There is no need to miss out if you are following a gluten free, dairy free or vegan diet! These extravagant looking strawberry tarts make a great alternative to Christmas pudding or an indulgent valentine’s dessert.
Strap: gluten free, dairy free and suitable for a vegan diet
Prep: 40 minutes
Chill: 15-30 minutes
Cook: 17-20 minutes
100g/4oz rice flour
50g/2oz tapioca flour
40g/11/2oz ground almonds
25g/1oz caster sugar
100g/4oz soya margarine
2 tbsp cold water
100g/4oz dark chocolate (check the packaging, not all brands are gluten free or dairy free)
100g/4oz blanched almonds or cashew pieces
1 tbsp cornflour (check the packaging, not all brands are gluten free)
2 tbsp caster sugar
½ lemon, juice only
225g/8oz strawberries, hulled, quartered
1 tsp vanilla paste or extract
675g/11/2lb strawberries, hulled, halved
- To make the pastry, add the rice and tapioca flour, ground almonds and cocoa to a bowl or food processor. Add the sugar and margarine and rub in until the mixture looks like breadcrumbs. Add the water and bring together to make a smooth dough.
- Lightly knead the dough until smooth then cut into 6 pieces. Press each piece over the base and up the sides of a 10 cm/4inch individual fluted tart tin with fingertips, pressing the pastry a little above the top of the tin to allow for shrinkage. Trim the top of the pastry if needed with a knife so that it is neat. Prick the bases with a fork and chill for 15-30 minutes.
- Add the whole blanched almonds or cashew pieces for the filling to a bowl and cover with boiling water then leave to soak for 30 minutes.
- Preheat the oven to 180oC/350oF/Gas mark 4. Line the inside of each tart with a square of nonstick baking paper so that the base and sides are lined then fill with baking beans. Put the tarts on a baking sheet and bake for 10 minutes. Remove the paper and beans and cook for 3-5 minutes until the pastry is crisp.
- Pare curls from the underside of the block of chocolate, using a swivel bladed vegetable peeler, to give enough for a few curls to sprinkle over the top of each tart. Reserve. Break the remaining chocolate into pieces and divide between the bases of the hot tarts. Leave for a few minutes until melted then spread over the base and up the sides of each tart with the back of a teaspoon. Leave to set.
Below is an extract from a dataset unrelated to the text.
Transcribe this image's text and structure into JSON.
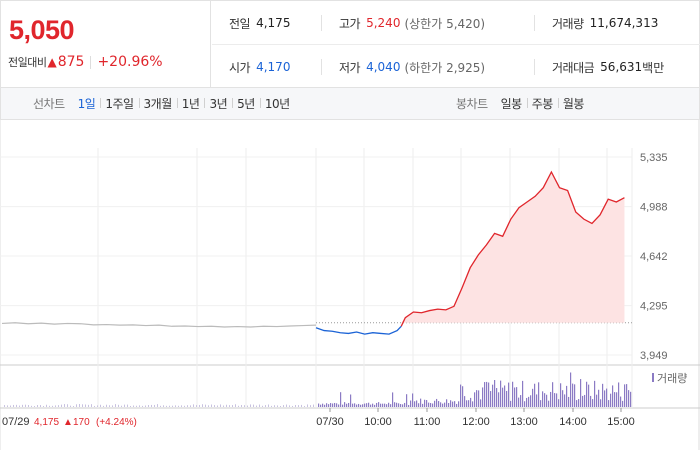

- To make the strawberry ‘cream’, add the cornflour, sugar and lemon juice to a small saucepan and stir together until smooth. Add the strawberries and cook over a low heat, stirring for 4-5 minutes until the strawberries are soft. Increase the heat and stir until thickened. Leave to cool for 10 minutes.
- Drain the soaked nuts and add to a food processor bowl or liquidiser goblet, blitz until very finely ground. Add the cooked strawberry mix and blend until smooth. Cool, if needed.
- Take the tart cases out of the tins and put on to serving plates. Spoon the strawberry cream into the tarts then pile the remaining strawberries on top. Sprinkle with the reserved chocolate curls and serve now or chill up to 2 hours.
Adding a layer of melted chocolate to the inside of the pastry cases stops the pastry going soggy when you add the creamy filling. If you don’t have any chocolate then leave out, but make sure to assemble the filling and topping when you are ready to serve.